VII

AMORES

EN aquella época de la adolescencia, cada año me daba la impresión de un período larguísimo y de una vida nueva. Cuando volvía de la Mota del Ebro y de Arnazábal a Villazar llevaba casi siempre grandes proyectos; mejor dicho, una vaga idea de grandes proyectos que no realizaba. La imaginación infantil encuentra base en lo más endeble y ligero.

Me parecía siempre que el volver al Instituto iba a ser para mí agradable, y que las nuevas asignaturas me gustarían, cosa que no me ocurrió nunca.
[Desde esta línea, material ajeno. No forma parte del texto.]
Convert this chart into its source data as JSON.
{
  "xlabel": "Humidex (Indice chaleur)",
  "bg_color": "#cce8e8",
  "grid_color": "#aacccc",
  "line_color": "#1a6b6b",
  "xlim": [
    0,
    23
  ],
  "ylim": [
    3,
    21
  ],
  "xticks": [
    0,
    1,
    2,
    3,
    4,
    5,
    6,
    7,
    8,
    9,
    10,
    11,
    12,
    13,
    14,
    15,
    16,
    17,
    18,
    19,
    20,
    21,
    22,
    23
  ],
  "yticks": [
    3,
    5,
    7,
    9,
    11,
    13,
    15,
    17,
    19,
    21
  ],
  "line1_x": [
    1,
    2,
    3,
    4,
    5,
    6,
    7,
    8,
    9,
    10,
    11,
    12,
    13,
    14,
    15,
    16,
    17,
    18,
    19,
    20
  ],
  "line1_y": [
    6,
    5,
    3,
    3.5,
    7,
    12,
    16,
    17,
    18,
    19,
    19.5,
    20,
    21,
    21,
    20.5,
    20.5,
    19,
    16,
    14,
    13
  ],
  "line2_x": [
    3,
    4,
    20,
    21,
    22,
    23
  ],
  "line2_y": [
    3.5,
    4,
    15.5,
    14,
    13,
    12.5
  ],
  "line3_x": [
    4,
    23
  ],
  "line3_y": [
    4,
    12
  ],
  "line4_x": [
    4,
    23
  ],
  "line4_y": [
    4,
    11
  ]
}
Sin embargo, a pesar de no haberlo previsto, me enamoré el tercer año de una chica de la vecindad, Milagritos, una muñequita rubia con unos rizos y unos tirabuzones dorados, a la que encontraba en la escalera y saludaba azorado, mientras ella me contestaba riendo.

Milagritos tenía doce o trece años y solía mirarme en el paseo muy burlonamente. Una amiguita suya me preguntó que por qué no me decidía a acompañarlas en el paseo; pero aunque lo deseaba con fervor no me atrevía.

Años después supe que mi muñequita rubia había hecho, de mujer, disparates en la vida, y que se la tenía por una cabeza destornillada.

También estuve enamorado de una muchacha de más edad que yo, con los ojos ribeteados, que aparecía en un balcón de la calle por donde yo iba al Instituto. Se la tenía por una gran belleza. Muchos años después la vi casada y con hijos, y me produjo risa el pensar en mi entusiasmo por ella, y en mi idea de considerarla como una rival de la Venus de Milo.

El otro amor simultáneo a aquellos dos, si es que se podía llamar amor, una inclinación de erotismo y de rabia, era el de la Serviliana. La Serviliana continuaba provocándome y pegándome. Yo la hubiera tratado como a país conquistado, pero no podía. Tenía mucha más fuerza que yo.